LINCOLN — A Lincoln police officer said he got more than he bargained for last April when he decided to arrest Alfonzo Dennard after he saw the former Husker cornerback punch a man on a Lincoln street after bar closing.
Officer Benjamin Kopsa was the prosecution's first witness in Dennard's trial in Lancaster County District Court. Dennard, 23, faces a felony charge of third-degree assault on an officer and two misdemeanors in the April 21, 2012, incident. If convicted of all three charges, Dennard, who plays now for the New England Patriots, faces a maximum jail term of seven years, plus up to $12,000 in fines.
Kopsa said Dennard tried to elude him after he rushed up to arrest him. Dennard backed away and said "I'm good, I'm good. I'm going home." Kopsa said he told Dennard four or five times he was under arrest and to put his arms behind his back. Three times, he grabbed Dennard's right arm to try to cuff him. On the first two tries, Dennard pulled his arm away. On the third try, Dennard used both hands to swat Kopsa's hands away.

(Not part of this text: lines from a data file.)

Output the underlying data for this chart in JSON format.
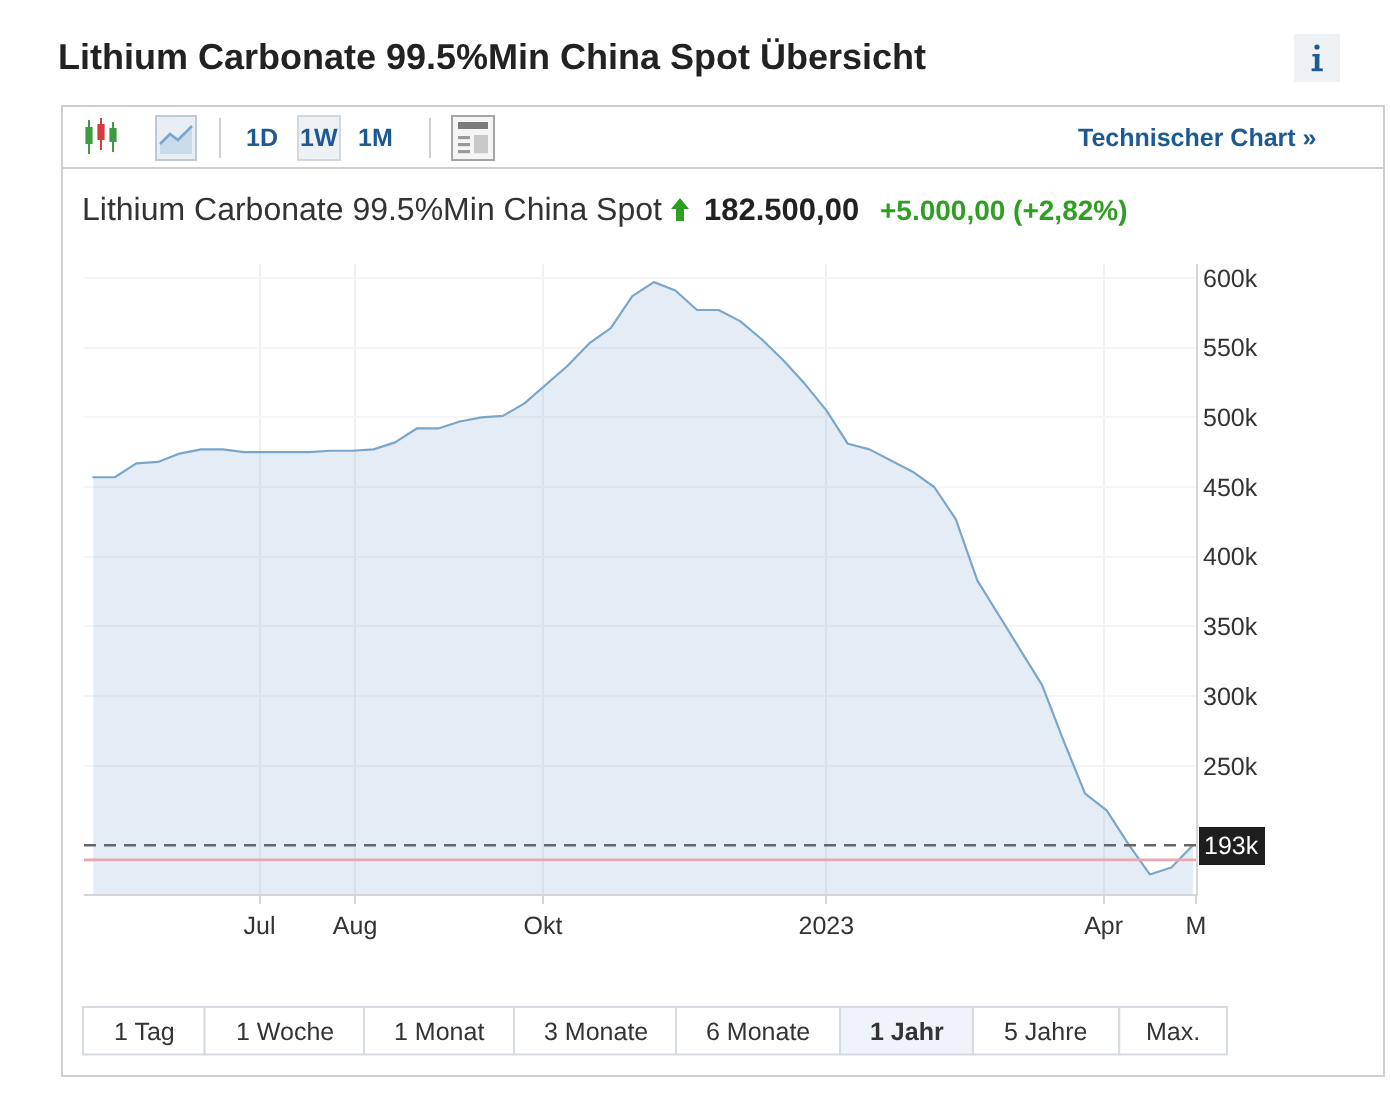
{
  "chart_data": {
    "type": "area",
    "title": "Lithium Carbonate 99.5%Min China Spot Übersicht",
    "subtitle": "Lithium Carbonate 99.5%Min China Spot",
    "annotations": [
      "182.500,00",
      "+5.000,00 (+2,82%)",
      "1D",
      "1W",
      "1M",
      "Technischer Chart »",
      "1 Tag",
      "1 Woche",
      "1 Monat",
      "3 Monate",
      "6 Monate",
      "1 Jahr",
      "5 Jahre",
      "Max."
    ],
    "x": [
      "2022-05-08",
      "2022-05-15",
      "2022-05-22",
      "2022-05-29",
      "2022-06-05",
      "2022-06-12",
      "2022-06-19",
      "2022-06-26",
      "2022-07-03",
      "2022-07-10",
      "2022-07-17",
      "2022-07-24",
      "2022-07-31",
      "2022-08-07",
      "2022-08-14",
      "2022-08-21",
      "2022-08-28",
      "2022-09-04",
      "2022-09-11",
      "2022-09-18",
      "2022-09-25",
      "2022-10-09",
      "2022-10-16",
      "2022-10-23",
      "2022-10-30",
      "2022-11-06",
      "2022-11-13",
      "2022-11-20",
      "2022-11-27",
      "2022-12-04",
      "2022-12-11",
      "2022-12-18",
      "2022-12-25",
      "2023-01-01",
      "2023-01-08",
      "2023-01-15",
      "2023-01-29",
      "2023-02-05",
      "2023-02-12",
      "2023-02-19",
      "2023-02-26",
      "2023-03-05",
      "2023-03-12",
      "2023-03-19",
      "2023-03-26",
      "2023-04-02",
      "2023-04-09",
      "2023-04-16",
      "2023-04-23",
      "2023-04-30"
    ],
    "series": [
      {
        "color": "#7aa6cc",
        "values": [
          457000,
          457000,
          467000,
          468000,
          474000,
          477000,
          477000,
          475000,
          475000,
          475000,
          475000,
          476000,
          476000,
          477000,
          482000,
          492000,
          492000,
          497000,
          500000,
          501000,
          510000,
          537000,
          553000,
          564000,
          587000,
          597000,
          591000,
          577000,
          577000,
          569000,
          556000,
          541000,
          524000,
          505000,
          481000,
          477000,
          461000,
          450000,
          427000,
          383000,
          358000,
          333000,
          308000,
          268000,
          230000,
          218000,
          194000,
          172000,
          177000,
          193000
        ]
      }
    ],
    "xlim": [
      "2022-05-05",
      "2023-05-01"
    ],
    "xticks": [
      {
        "value": "2022-07-01",
        "label": "Jul"
      },
      {
        "value": "2022-08-01",
        "label": "Aug"
      },
      {
        "value": "2022-10-01",
        "label": "Okt"
      },
      {
        "value": "2023-01-01",
        "label": "2023"
      },
      {
        "value": "2023-04-01",
        "label": "Apr"
      },
      {
        "value": "2023-05-01",
        "label": "M"
      }
    ],
    "ylim": [
      158000,
      610000
    ],
    "yticks": [
      {
        "value": 250000,
        "label": "250k"
      },
      {
        "value": 300000,
        "label": "300k"
      },
      {
        "value": 350000,
        "label": "350k"
      },
      {
        "value": 400000,
        "label": "400k"
      },
      {
        "value": 450000,
        "label": "450k"
      },
      {
        "value": 500000,
        "label": "500k"
      },
      {
        "value": 550000,
        "label": "550k"
      },
      {
        "value": 600000,
        "label": "600k"
      }
    ],
    "ref_lines": [
      {
        "axis": "y",
        "value": 193000,
        "label": "193k",
        "color": "#666666",
        "line_style": "dashed"
      },
      {
        "axis": "y",
        "value": 182500,
        "color": "#e9a7ae",
        "line_style": "solid"
      }
    ],
    "grid": true
  }
}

"I realized I had my hands full and there was nobody else with me." Kopsa said he yelled for another officer to help him before turning back to Dennard and grabbing his left arm. Dennard pulled his arm away and hit the officer in his jaw with a right hook, he said.
"Did it hurt?" asked prosecutor Matt Acton.
"Yes," replied Kopsa.
"On a scale of one to 10, it felt like an eight," he said.
Kopsa said he wasn't expecting to get hit and it took him a half second to realize what had happened. He was trying to decide what to do next when another officer tackled Dennard to the ground.
At the time, Kopsa was part of a four-officer bicycle team who helped monitor the 2 a.m. bar closing scene in Lincoln, when hundreds of mostly college-age people swarm out of the downtown bars.
"Most of them have been partaking (of) alcohol," he said. "We see a lot of disturbances and fights, people falling over drunk, people urinating in public, people vomiting. A lot of people need us there to prevent something from happening or to take them into protective custody."
He said the goal is to maintain order. Officers will arrest people when necessary, but they would rather issue citations and release people.
Kopsa said he recognized Dennard as a former Husker and also knew that he was about to go through the NFL draft.
Although he had previously seen the football player around Lincoln's downtown bars, Kopsa said he'd never met Dennard before, never had any problems with him and had no reason to target him.
Kopsa estimated Dennard at 5-feet-10, 225 pounds and muscular, while he stands just under 6 feet and weighs 195.
Acton asked Kopsa to describe what Dennard's punch felt like.
"Like a very hard object hitting me in the jaw," he said.